Here is a movie of a head and neck Simultaneoulsy Integrated RapidArc Boost treatment (what about SIRAB as a new acronym?) in Beam's-Eye View. The supraclavicular lymph nodes are included in the treatment.
While in the loop, one can always press the Pause button ("Level Hold"), which locks the optimization to the current level. One can also jump back one level or jump forward. This may make sense if the user adds new constraints or changes existing constraints while optimizing. One could reason that jumping back one or two levels after such an interaction reduces the danger of being "trapped" in a higher local minimum. Another reason to jump back one level is to get to a coarser control point sampling after the optimization has been restarted from a previous run.

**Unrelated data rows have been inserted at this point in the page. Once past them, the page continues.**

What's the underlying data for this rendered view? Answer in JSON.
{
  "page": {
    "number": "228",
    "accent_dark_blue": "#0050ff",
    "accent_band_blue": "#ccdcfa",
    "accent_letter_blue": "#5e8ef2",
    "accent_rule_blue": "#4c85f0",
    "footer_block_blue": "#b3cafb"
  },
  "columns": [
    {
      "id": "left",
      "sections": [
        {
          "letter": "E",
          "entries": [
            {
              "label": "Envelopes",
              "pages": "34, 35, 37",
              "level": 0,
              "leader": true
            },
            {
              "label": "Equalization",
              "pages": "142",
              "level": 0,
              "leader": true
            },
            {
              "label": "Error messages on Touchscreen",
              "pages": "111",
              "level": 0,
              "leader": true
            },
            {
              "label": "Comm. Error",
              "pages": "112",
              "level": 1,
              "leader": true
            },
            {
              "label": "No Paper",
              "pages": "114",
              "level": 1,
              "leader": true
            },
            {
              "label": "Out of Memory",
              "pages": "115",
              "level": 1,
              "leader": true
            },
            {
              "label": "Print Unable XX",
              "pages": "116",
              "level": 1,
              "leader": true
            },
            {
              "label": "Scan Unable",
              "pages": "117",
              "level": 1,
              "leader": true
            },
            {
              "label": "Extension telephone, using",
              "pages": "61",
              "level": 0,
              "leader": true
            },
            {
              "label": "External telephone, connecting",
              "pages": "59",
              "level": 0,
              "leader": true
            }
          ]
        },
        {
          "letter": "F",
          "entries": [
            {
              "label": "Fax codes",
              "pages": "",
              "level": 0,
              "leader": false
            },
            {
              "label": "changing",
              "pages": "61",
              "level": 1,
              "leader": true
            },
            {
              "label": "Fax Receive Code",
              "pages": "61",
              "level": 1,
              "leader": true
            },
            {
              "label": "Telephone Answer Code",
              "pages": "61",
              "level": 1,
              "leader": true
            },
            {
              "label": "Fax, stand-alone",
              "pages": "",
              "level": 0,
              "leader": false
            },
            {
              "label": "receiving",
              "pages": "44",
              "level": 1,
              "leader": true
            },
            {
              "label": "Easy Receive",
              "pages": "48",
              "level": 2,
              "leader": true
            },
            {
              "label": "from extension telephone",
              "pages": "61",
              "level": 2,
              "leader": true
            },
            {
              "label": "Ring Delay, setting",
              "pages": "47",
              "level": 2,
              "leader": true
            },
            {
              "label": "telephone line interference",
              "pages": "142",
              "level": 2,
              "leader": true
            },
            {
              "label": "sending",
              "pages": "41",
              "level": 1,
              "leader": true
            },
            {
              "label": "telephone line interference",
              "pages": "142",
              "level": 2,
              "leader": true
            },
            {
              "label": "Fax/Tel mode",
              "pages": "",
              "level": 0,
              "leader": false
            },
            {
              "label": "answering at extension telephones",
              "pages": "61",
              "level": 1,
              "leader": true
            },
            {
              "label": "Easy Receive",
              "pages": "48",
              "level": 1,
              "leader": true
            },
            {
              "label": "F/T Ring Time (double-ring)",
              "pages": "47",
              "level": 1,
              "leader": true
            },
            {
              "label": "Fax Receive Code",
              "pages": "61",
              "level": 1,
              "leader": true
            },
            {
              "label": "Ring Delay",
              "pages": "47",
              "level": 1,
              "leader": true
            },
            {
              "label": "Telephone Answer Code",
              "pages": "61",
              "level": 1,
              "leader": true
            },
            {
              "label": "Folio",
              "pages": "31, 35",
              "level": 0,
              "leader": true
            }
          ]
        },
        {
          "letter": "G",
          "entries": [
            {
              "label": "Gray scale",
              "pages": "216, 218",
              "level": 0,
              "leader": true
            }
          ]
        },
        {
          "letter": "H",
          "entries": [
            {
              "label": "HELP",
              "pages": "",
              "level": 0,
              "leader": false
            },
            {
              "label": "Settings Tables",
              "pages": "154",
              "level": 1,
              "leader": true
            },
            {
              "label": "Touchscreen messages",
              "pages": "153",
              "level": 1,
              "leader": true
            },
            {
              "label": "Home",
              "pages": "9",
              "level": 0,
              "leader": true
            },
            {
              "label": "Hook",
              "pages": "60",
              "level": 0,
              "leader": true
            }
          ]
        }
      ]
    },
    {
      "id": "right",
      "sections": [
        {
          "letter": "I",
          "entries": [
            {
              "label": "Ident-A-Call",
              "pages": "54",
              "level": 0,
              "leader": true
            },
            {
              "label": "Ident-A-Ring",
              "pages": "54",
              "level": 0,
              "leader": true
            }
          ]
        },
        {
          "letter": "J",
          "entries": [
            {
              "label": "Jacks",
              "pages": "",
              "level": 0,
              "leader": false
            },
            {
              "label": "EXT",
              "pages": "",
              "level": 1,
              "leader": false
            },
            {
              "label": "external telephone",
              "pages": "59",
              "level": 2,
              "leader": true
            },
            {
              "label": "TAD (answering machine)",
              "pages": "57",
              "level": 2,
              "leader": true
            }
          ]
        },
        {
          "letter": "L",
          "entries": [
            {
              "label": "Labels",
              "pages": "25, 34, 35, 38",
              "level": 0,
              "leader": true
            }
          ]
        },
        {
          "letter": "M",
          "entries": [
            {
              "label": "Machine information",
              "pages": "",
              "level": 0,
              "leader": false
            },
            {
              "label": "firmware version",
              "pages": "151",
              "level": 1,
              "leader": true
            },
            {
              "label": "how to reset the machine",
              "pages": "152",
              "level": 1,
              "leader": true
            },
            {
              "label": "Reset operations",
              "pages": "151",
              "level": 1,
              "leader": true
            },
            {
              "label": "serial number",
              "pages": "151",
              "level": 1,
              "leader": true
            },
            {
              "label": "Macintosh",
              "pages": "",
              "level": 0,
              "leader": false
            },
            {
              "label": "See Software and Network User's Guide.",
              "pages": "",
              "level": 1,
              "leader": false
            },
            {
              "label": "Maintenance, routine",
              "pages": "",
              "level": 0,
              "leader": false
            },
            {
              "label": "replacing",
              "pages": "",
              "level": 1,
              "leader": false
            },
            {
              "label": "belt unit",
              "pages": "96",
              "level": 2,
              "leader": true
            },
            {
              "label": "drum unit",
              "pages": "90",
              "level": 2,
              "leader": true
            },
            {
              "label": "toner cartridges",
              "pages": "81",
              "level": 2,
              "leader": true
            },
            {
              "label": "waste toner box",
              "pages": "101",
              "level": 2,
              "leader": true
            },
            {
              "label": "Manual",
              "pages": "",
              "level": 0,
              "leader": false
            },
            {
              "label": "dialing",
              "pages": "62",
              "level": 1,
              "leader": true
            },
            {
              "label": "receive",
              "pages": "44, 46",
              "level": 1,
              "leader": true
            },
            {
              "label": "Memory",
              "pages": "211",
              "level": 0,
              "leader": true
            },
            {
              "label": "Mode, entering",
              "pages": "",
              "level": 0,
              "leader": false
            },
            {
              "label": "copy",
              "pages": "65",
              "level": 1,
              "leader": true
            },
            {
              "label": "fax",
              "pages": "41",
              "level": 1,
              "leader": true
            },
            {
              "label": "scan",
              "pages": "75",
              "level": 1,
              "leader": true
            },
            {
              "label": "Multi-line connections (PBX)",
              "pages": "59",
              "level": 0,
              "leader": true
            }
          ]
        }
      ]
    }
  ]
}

As can be seen in the movie, whenever the optimization reaches a new level, the value of the optimization function drops considerably. Actual MU are continuously displayed, MU go up as plan complexity increases. At the beginning of a new level, the MU values in this example are: 209 - 327 - 370 - 410 - 430. Optimization finishes with 436MU (the final number may change a little depending on the type of plan normalisation). A conventional fixed-gantry IMRT plan with five fields and the same constraints needed 633MU.
The PRO converges fast, is absolutely stable (not a single crash since installation!) and fit for routine use. A typical prostate plan takes about 15 minutes to optimize, complex head and neck cases about twice as long.
Memory consumption is quite reasonable (about one GB while optimizing). The only drawback compared to fixed-gantry IMRT is that 3D-dose calculation of RapidArc takes quite long (about 30 minutes), if dose is calculated on a single workstation. This is the same situation as for Conformal MLC Arc plans, which also are subdivided into 180 control points for a full 360° Arc. A simple forward-calculated Conformal MLC plan with one Arc field takes over 40 minutes to calculate. RapidArc and Conformal MLC are therefore ideal candidates for parallelization on the Distributed Calculation Framework.